Oesophageal carcinoma is the eighth most common malignancy worldwide and the seventh most common cause of death in men.1 Most patients are diagnosed with oesophageal cancer in the advanced stages, with approximately 20% of cases being resectable.1 Concurrent chemoradiotherapy (CCRT) is superior to radiotherapy alone for patients with locally advanced oesophageal cancer.2 Definitive CCRT is a well-established treatment for oesophageal cancer, but many patients do not achieve remission with CCRT alone. Although several clinical and molecular markers can be used to evaluate the response to CCRT, they are not highly predictive. Ridky et al.3 found that the correlation between the primary tumour and a two-dimensional cell culture was very low, whereas the similarity between a three-dimensional tissue environment and the primary tumour was higher than the mouse to human correlation.3 Patient-derived organoids have advantages in providing more physiologically relevant and predictive data for in vivo responses.
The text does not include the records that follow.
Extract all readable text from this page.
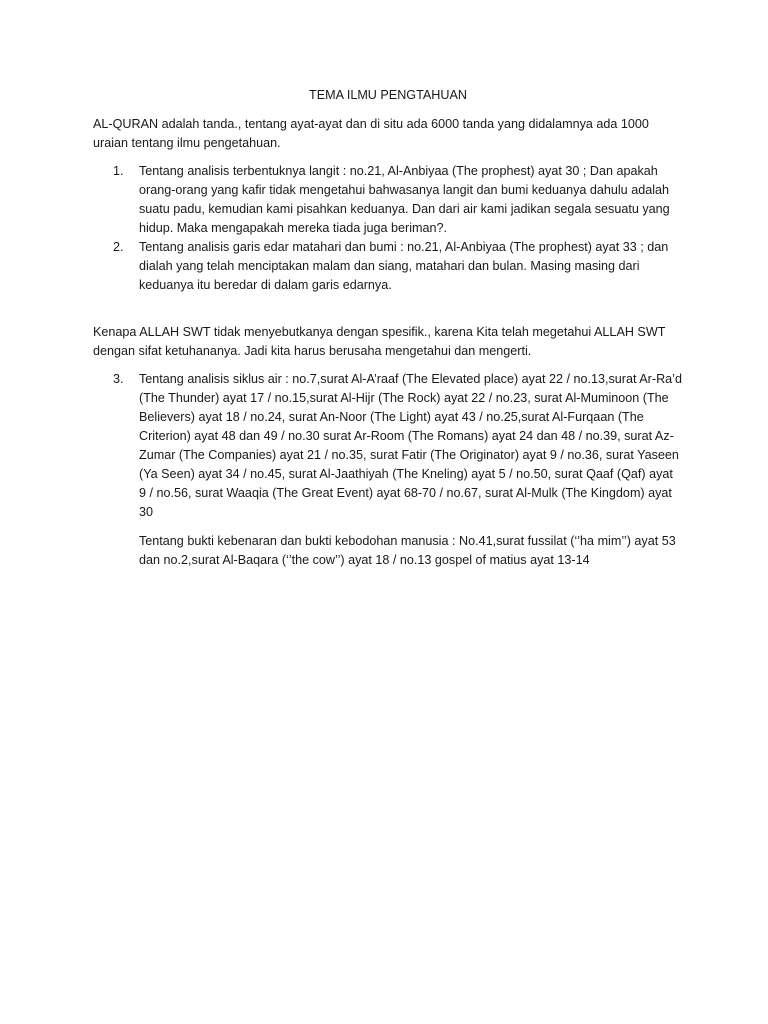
TEMA ILMU PENGTAHUAN

AL-QURAN adalah tanda., tentang ayat-ayat dan di situ ada 6000 tanda yang didalamnya ada 1000 uraian tentang ilmu pengetahuan.

1. Tentang analisis terbentuknya langit : no.21, Al-Anbiyaa (The prophest) ayat 30 ; Dan apakah orang-orang yang kafir tidak mengetahui bahwasanya langit dan bumi keduanya dahulu adalah suatu padu, kemudian kami pisahkan keduanya. Dan dari air kami jadikan segala sesuatu yang hidup. Maka mengapakah mereka tiada juga beriman?.
2. Tentang analisis garis edar matahari dan bumi : no.21, Al-Anbiyaa (The prophest) ayat 33 ; dan dialah yang telah menciptakan malam dan siang, matahari dan bulan. Masing masing dari keduanya itu beredar di dalam garis edarnya.

Kenapa ALLAH SWT tidak menyebutkanya dengan spesifik., karena Kita telah megetahui ALLAH SWT dengan sifat ketuhananya. Jadi kita harus berusaha mengetahui dan mengerti.

3. Tentang analisis siklus air : no.7,surat Al-A’raaf (The Elevated place) ayat 22 / no.13,surat Ar-Ra’d (The Thunder) ayat 17 / no.15,surat Al-Hijr (The Rock) ayat 22 / no.23, surat Al-Muminoon (The Believers) ayat 18 / no.24, surat An-Noor (The Light) ayat 43 / no.25,surat Al-Furqaan (The Criterion) ayat 48 dan 49 / no.30 surat Ar-Room (The Romans) ayat 24 dan 48 / no.39, surat Az-Zumar (The Companies) ayat 21 / no.35, surat Fatir (The Originator) ayat 9 / no.36, surat Yaseen (Ya Seen) ayat 34 / no.45, surat Al-Jaathiyah (The Kneling) ayat 5 / no.50, surat Qaaf (Qaf) ayat 9 / no.56, surat Waaqia (The Great Event) ayat 68-70 / no.67, surat Al-Mulk (The Kingdom) ayat 30

Tentang bukti kebenaran dan bukti kebodohan manusia : No.41,surat fussilat (‘’ha mim’’) ayat 53 dan no.2,surat Al-Baqara (‘’the cow’’) ayat 18 / no.13 gospel of matius ayat 13-14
Our aim was to evaluate the predictive power of CCRT response using a primary three-dimensional cell (organoid) culture in oesophageal cancer.
Patient-derived organoid culture was performed using tumour tissues acquired from patients with oesophageal cancer before they began treatment with CCRT. After culturing the tissues for 7 days, same-sized organoids were collected and treated with fluorouracil (5-FU) and 5Gy radiotherapy. After 6 days, the primary cultured cells were stained and fluorescent images were captured. The clinical response was assessed after the fourth cycle of CCRT. Clinical response was classified as complete remission (CR), partial remission (PR), or disease progression (PD).
A total of 27 oesophageal cancer patients were enrolled. The final success rate of the patient-derived organoid culture was 78% (21/27). The CCRT response in patient-derived organoids was evaluated in 21 cases. A total of 16 people were followed-up for >4 cycles of CCRT and were analysed. Clinical CR was observed in 10 patients and 6 showed clinical PR (n=4) or PD (n=2). Strong live activity (green fluorescent image) was noted in the control group, whereas extremely low live activity and strong dead activity (red fluorescent image) was observed in the CCRT group (Figure 1A). In the clinical setting, these patients achieved long-term CR. Strong live activity was noted in the control group and also in the CCRT group (Figure 1B). In the clinical setting, these patients showed initial PD. Live activity was noted in <10% of organoids in all patients with clinical CR and was observed in 30–40% of organoids in all patients with clinical PD. Live activity was noted in <20–30% of organoids in all patients with clinical PR. Among 16 patients, organoid-based CCRT response prediction was matched with clinical CCRT response in 15 patients (93%) and 1 case was unmatched.
It took 2 weeks to evaluate the CCRT response in organoids from tissue acquirement. Furthermore, a high agreement between clinical response and response in organoids was observed. Therefore, the evaluation of CCRT response using patient-derived primary organoids will provide a good predictor of clinical CCRT response, making precision medicine one step closer. Investigation for the molecular similarity between primary tissue and patient-derived organoids will provide more concrete evidence for the usefulness of patient-derived organoids.